— Двадцать месяцев.
— Ну что поделаешь, такая была ситуация, — буркнул Сталин.
Итак, констатировал Сикорский, вопрос о формировании польской армии был в принципе решен.
— После осмотра лагерей, — сказал он, — я хотел бы вернуться в Москву, чтобы снова увидеться с вами, господин президент.
— К, вашим услугам, — ответил Сталин.
Но Сикорский не вернулся. Только еще раз, во время длившегося четыре часа банкета в Кремле, в котором участвовал и Рашеньский, он разговаривал со Сталиным.
— Мы, советские люди, — говорил Сталин, — считаем, что между польским и советским народами должны существовать самые лучшие отношения. Нет таких вопросов, которые мы не могли бы решить.
— Это верно, — согласился Сикорский. — Но для этого необходимо доверие.
— Вы что же, не доверяете нам? — спросил Сталин. — Мы же первыми признали ваше право на независимость.
— А потом оказались под Варшавой.
— А вы до этого в Киеве. Вам снился тогда Жолкевский [19] в Кремле.
— А затем Суворов был в Варшаве.
— Итак, — улыбнулся Сталин, — пора кончать драку.
— А границы? — спросил Сикорский.
На минуту воцарилось молчание.
— Мы должны установить наши общие границы, — промолвил наконец Сталин, — до мирной конференции, как только польская армия вступит в бой.
* * *
В Татищеве Рашеньский, как и ожидал, встретил полковника Валицкого. Их дружба, завязавшаяся еще в лагере, носила особый характер: полковник был намного старше подпоручника и относился к нему с отеческой снисходительностью, как к сыну, который наверняка доставит ему еще немало хлопот. В то же время Рашеньский с беспокойством и страхом, а иногда и с восхищением наблюдал, как Валицкий переносит лагерные лишения: никто никогда не слышал от него ни единого слова жалобы, и никто не знал, что неунывающий полковник долгие годы страдает язвой желудка.
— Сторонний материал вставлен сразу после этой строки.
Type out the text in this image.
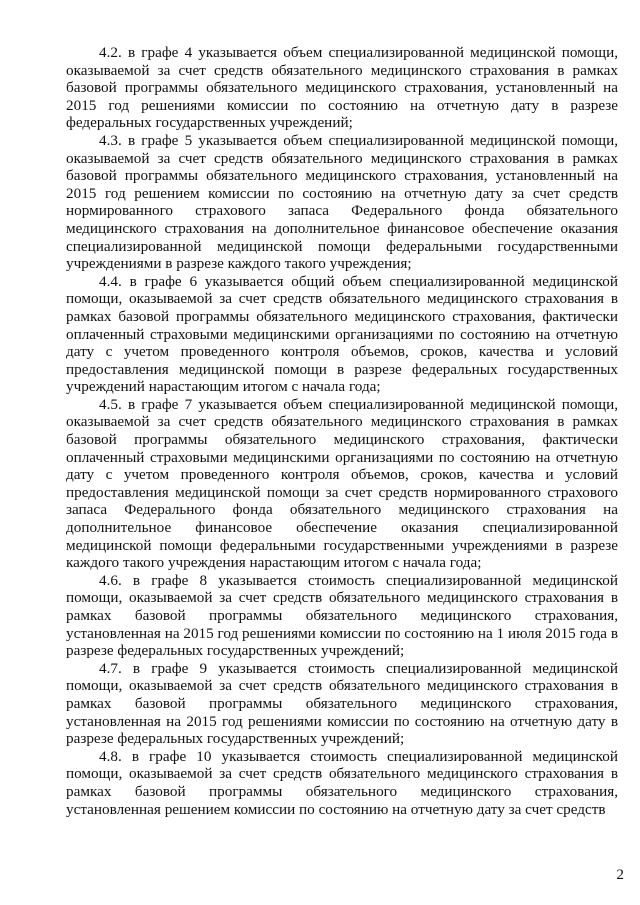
4.2. в графе 4 указывается объем специализированной медицинской помощи, оказываемой за счет средств обязательного медицинского страхования в рамках базовой программы обязательного медицинского страхования, установленный на 2015 год решениями комиссии по состоянию на отчетную дату в разрезе федеральных государственных учреждений;

4.3. в графе 5 указывается объем специализированной медицинской помощи, оказываемой за счет средств обязательного медицинского страхования в рамках базовой программы обязательного медицинского страхования, установленный на 2015 год решением комиссии по состоянию на отчетную дату за счет средств нормированного страхового запаса Федерального фонда обязательного медицинского страхования на дополнительное финансовое обеспечение оказания специализированной медицинской помощи федеральными государственными учреждениями в разрезе каждого такого учреждения;

4.4. в графе 6 указывается общий объем специализированной медицинской помощи, оказываемой за счет средств обязательного медицинского страхования в рамках базовой программы обязательного медицинского страхования, фактически оплаченный страховыми медицинскими организациями по состоянию на отчетную дату с учетом проведенного контроля объемов, сроков, качества и условий предоставления медицинской помощи в разрезе федеральных государственных учреждений нарастающим итогом с начала года;

4.5. в графе 7 указывается объем специализированной медицинской помощи, оказываемой за счет средств обязательного медицинского страхования в рамках базовой программы обязательного медицинского страхования, фактически оплаченный страховыми медицинскими организациями по состоянию на отчетную дату с учетом проведенного контроля объемов, сроков, качества и условий предоставления медицинской помощи за счет средств нормированного страхового запаса Федерального фонда обязательного медицинского страхования на дополнительное финансовое обеспечение оказания специализированной медицинской помощи федеральными государственными учреждениями в разрезе каждого такого учреждения нарастающим итогом с начала года;

4.6. в графе 8 указывается стоимость специализированной медицинской помощи, оказываемой за счет средств обязательного медицинского страхования в рамках базовой программы обязательного медицинского страхования, установленная на 2015 год решениями комиссии по состоянию на 1 июля 2015 года в разрезе федеральных государственных учреждений;

4.7. в графе 9 указывается стоимость специализированной медицинской помощи, оказываемой за счет средств обязательного медицинского страхования в рамках базовой программы обязательного медицинского страхования, установленная на 2015 год решениями комиссии по состоянию на отчетную дату в разрезе федеральных государственных учреждений;

4.8. в графе 10 указывается стоимость специализированной медицинской помощи, оказываемой за счет средств обязательного медицинского страхования в рамках базовой программы обязательного медицинского страхования, установленная решением комиссии по состоянию на отчетную дату за счет средств

2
Татищева, место дислокации пятой дивизии генерала Боруты-Спеховича, было последним этапом инспекционной поездки Сикорского по польским частям в СССР. Стоял крепкий мороз, дул пронизывающий восточный ветер; дивизия, построенная на огромном учебном плацу, дрожа от холода, ждала Верховного.
— В моем репортаже, — сказал Рашеньский, когда после парада и выступления Сикорского они с Валицким оказались в небольшой клетушке, которую полковник занимал в здании штаба, — будут, разумеется, и пафос, и слезы, и наверняка много возвышенного, потому что все, что я видел, действительно выглядело патетически. Борута, не слезая с коня, обращается к Верховному: «Смотри, генерал, Пятая дивизия стоит перед тобой…» Стоят парни на этом проклятом морозе, все знают, что пережили, смотрят на Сикорского, говорящего с трибуны: «Бог заглядывает в мое сердце… Я вас поведу и доведу…» Мы шагаем, утопая в снегу, осматриваем землянки, чудо земляной техники, — огромные, в которых живут по двести двадцать человек; знаем, что бревна для них носили за одиннадцать километров.